Now Pages 2 and 3 — I then needed to consolidate the pictures and short preparation steps in the now remaining pages 2 and 3.
TTT Actions Taken:
Select all the material in the center of the page and drag it to the top of the page. [Save.] Paste the contents of page 3 into page 2. I had to tweak the spacing a bit to make things fit after pasting. For that I used the Correct Textual Mistakes [TxT] tool.
Last Thoughts On Fixing Complex PDFs
After all is done, albeit a slower process than working in MS Word, my PDF copy looked as good as the one I created in Part II using MS Word.
On the other hand, when working with a simple one- or two-page PDF, I can tweak a recipe faster in Acrobat than in Word. For merely adding a picture to a recipe that does not have one, Acrobat is easier to use. And using the Touch up Text tool, it’s easy to break up a long line of text into two sections, leaving more space to paste a picture.

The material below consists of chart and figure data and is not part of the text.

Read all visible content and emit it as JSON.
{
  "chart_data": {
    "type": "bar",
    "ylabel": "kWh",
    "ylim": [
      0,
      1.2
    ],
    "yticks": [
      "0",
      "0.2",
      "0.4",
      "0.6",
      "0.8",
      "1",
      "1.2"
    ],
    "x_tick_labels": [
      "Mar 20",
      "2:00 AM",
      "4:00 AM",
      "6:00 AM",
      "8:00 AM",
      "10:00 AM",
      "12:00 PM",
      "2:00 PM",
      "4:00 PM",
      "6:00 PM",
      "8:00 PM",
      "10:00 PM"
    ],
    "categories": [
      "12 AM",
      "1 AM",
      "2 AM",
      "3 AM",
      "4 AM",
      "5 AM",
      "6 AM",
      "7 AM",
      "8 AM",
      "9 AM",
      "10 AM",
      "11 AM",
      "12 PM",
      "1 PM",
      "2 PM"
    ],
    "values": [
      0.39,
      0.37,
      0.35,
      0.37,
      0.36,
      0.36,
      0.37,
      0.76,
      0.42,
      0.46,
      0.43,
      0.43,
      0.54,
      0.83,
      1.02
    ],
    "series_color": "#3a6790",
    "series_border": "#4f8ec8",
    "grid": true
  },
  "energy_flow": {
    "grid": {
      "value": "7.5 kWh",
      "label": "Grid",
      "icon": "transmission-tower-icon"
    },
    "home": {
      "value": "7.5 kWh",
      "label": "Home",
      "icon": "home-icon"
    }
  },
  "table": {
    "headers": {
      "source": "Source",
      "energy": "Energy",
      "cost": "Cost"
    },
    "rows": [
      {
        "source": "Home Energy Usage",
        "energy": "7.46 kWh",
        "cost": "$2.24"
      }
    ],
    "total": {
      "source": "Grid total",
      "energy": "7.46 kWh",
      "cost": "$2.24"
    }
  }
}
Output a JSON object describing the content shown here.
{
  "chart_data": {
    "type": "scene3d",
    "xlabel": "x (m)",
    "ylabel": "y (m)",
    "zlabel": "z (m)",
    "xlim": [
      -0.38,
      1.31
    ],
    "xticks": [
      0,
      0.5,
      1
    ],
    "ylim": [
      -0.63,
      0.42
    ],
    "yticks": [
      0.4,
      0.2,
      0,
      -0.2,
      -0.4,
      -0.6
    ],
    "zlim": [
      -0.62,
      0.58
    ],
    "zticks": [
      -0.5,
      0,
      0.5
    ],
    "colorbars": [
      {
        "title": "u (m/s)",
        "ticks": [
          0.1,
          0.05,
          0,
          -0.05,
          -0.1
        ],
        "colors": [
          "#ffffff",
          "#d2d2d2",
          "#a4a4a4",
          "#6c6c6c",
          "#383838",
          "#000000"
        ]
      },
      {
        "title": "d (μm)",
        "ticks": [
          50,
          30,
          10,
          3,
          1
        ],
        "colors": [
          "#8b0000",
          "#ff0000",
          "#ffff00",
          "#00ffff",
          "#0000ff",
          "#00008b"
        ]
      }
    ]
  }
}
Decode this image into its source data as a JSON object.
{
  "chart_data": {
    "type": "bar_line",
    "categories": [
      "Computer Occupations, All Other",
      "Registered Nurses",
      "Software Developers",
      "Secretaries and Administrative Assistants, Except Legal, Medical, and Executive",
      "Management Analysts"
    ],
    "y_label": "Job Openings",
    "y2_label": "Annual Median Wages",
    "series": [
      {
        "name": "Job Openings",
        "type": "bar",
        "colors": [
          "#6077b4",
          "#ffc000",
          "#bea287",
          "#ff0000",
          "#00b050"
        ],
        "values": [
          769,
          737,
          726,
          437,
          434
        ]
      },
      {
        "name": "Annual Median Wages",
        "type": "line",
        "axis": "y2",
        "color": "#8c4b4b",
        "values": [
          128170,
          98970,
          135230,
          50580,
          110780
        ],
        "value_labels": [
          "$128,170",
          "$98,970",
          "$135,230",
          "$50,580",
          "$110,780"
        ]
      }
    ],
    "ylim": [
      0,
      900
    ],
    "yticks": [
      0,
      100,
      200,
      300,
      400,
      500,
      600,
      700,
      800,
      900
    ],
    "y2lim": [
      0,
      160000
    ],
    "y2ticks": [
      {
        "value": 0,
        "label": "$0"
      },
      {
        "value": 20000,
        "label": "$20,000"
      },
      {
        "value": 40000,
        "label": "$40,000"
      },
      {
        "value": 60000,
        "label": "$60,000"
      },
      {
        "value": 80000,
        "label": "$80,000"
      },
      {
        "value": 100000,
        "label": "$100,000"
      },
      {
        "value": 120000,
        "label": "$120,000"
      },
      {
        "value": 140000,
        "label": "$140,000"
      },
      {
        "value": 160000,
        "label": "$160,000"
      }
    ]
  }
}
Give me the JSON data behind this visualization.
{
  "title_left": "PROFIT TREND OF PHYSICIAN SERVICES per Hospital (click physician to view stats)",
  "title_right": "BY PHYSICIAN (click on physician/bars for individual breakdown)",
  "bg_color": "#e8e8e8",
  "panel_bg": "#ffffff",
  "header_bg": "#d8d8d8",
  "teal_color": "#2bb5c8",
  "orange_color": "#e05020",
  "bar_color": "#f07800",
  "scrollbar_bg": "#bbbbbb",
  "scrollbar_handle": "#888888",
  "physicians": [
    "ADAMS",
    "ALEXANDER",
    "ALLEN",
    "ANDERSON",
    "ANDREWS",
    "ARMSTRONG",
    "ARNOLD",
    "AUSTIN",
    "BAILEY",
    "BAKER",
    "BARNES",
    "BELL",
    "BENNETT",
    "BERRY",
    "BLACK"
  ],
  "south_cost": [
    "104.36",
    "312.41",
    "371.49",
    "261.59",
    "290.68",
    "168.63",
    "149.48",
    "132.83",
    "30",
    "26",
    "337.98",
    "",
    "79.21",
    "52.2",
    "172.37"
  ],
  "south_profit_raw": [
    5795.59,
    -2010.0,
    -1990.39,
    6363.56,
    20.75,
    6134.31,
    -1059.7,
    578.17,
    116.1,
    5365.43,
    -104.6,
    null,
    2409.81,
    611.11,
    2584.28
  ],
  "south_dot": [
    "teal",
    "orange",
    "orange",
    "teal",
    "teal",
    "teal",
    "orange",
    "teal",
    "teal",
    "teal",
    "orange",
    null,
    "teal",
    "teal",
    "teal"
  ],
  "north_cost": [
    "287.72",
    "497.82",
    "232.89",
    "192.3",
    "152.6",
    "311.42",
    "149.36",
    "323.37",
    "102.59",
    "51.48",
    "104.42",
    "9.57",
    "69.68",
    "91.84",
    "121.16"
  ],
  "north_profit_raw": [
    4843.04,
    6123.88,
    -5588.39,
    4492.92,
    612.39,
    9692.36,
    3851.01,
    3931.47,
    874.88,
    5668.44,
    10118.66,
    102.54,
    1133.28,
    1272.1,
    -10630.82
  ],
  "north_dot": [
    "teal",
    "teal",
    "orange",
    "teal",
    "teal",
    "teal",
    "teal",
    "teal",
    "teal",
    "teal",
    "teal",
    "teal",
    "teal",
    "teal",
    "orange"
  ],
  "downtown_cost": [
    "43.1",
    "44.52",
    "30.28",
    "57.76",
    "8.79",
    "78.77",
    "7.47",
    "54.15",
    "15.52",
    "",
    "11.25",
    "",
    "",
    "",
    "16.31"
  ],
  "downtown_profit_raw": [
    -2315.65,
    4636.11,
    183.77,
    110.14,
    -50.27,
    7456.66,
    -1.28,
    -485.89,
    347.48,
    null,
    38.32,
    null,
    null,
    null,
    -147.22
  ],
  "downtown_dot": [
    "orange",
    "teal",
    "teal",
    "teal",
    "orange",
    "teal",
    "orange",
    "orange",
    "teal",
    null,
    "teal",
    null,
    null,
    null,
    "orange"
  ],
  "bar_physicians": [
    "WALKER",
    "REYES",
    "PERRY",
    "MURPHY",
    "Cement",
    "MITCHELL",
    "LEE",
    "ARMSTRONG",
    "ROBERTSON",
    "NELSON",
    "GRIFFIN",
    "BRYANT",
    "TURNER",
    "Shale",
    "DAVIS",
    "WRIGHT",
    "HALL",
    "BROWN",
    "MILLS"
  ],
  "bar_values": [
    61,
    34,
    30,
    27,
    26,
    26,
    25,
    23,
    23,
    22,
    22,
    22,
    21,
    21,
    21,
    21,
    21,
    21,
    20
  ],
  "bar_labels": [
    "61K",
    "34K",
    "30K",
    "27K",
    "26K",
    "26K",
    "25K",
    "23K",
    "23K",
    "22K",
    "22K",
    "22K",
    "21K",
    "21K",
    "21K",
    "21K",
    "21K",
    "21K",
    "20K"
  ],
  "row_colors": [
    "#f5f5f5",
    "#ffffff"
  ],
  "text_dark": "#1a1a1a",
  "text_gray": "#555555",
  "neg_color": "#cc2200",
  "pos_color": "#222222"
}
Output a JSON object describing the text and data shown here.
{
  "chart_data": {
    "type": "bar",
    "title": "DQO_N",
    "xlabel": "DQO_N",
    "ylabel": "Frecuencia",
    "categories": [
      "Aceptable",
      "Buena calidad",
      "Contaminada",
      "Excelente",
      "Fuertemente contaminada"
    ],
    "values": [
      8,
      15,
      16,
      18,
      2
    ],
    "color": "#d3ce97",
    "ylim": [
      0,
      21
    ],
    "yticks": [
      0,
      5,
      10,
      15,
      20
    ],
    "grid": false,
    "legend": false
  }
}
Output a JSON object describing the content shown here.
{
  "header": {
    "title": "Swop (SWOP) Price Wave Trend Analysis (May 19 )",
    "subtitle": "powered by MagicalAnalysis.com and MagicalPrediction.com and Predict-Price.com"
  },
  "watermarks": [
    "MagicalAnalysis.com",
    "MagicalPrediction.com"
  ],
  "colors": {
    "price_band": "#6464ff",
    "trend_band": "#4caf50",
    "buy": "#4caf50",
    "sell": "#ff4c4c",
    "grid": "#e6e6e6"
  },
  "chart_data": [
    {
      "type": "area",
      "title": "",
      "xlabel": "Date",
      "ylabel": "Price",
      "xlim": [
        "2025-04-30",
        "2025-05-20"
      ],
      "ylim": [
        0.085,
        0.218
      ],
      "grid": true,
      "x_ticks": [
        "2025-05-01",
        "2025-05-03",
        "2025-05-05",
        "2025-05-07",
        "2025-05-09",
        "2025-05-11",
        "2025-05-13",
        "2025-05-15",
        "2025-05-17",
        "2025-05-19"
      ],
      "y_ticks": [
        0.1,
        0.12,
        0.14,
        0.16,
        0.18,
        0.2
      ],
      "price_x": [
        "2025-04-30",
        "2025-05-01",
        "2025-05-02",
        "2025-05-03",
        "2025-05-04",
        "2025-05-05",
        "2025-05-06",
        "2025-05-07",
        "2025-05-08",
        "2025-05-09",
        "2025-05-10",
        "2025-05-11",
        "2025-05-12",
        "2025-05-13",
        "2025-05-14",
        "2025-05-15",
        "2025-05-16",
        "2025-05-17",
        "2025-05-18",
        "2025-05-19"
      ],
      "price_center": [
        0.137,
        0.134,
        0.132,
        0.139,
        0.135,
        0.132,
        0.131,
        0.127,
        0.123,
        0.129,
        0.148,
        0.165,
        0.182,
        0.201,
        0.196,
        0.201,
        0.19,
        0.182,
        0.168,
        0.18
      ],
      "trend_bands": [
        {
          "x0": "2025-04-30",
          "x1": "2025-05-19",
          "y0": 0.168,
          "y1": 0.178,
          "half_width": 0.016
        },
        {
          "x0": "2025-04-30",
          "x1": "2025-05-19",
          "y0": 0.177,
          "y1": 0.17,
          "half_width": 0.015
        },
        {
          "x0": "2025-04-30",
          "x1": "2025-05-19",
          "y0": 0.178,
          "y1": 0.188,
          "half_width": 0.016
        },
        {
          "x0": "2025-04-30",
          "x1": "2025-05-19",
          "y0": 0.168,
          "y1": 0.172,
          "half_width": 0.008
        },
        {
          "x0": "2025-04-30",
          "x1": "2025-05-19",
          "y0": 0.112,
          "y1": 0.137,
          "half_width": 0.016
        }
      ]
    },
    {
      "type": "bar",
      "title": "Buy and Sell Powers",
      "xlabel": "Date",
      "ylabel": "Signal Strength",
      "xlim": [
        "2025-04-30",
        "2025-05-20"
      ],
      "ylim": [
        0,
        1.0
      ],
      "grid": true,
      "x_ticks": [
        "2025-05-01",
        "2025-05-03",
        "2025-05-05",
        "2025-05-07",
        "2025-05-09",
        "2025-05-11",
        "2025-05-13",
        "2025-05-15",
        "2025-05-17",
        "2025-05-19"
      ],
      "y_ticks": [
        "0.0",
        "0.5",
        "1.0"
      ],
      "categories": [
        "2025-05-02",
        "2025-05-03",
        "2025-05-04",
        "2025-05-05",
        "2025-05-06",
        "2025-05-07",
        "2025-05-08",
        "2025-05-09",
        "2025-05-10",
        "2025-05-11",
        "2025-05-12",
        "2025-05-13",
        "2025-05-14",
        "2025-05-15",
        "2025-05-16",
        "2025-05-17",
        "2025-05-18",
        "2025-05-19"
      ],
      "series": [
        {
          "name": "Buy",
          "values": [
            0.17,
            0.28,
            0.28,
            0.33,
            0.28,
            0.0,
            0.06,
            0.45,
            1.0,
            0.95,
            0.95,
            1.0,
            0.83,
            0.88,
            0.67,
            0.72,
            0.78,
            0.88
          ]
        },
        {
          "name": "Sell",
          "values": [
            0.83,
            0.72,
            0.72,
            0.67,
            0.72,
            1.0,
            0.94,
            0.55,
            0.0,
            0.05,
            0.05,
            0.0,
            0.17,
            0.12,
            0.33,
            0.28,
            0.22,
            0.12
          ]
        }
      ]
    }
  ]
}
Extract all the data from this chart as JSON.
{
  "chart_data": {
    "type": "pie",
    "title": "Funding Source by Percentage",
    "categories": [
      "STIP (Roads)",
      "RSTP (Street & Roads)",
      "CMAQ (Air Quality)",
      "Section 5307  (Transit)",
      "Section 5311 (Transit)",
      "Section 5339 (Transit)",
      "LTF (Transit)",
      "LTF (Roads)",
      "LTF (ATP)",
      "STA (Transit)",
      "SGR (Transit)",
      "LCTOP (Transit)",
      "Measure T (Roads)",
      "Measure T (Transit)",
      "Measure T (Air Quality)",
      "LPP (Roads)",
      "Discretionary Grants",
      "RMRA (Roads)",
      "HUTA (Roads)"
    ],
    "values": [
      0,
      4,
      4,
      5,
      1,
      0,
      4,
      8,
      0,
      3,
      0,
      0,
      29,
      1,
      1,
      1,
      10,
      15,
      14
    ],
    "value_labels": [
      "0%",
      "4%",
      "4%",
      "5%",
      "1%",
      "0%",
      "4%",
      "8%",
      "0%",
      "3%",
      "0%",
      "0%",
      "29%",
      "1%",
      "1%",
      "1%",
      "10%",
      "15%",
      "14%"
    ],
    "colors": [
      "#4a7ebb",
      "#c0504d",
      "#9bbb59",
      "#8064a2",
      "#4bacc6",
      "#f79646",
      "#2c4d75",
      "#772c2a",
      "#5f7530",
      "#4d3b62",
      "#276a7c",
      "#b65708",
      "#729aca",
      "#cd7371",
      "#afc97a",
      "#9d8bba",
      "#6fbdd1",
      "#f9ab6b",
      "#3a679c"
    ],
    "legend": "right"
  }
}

In conclusion, you collect recipes online and don’t want them laden with the extra stuff that comes along with capturing whole, unedited pages, use these tools and shape them to your liking. Both Microsoft Word and Adobe Acrobat work well for this purpose, bother offering their own share of tools.
Use what works best for you. I have and therefore use other for tuning recopies I may never cook, but often want to share with my friends or vicariously savor.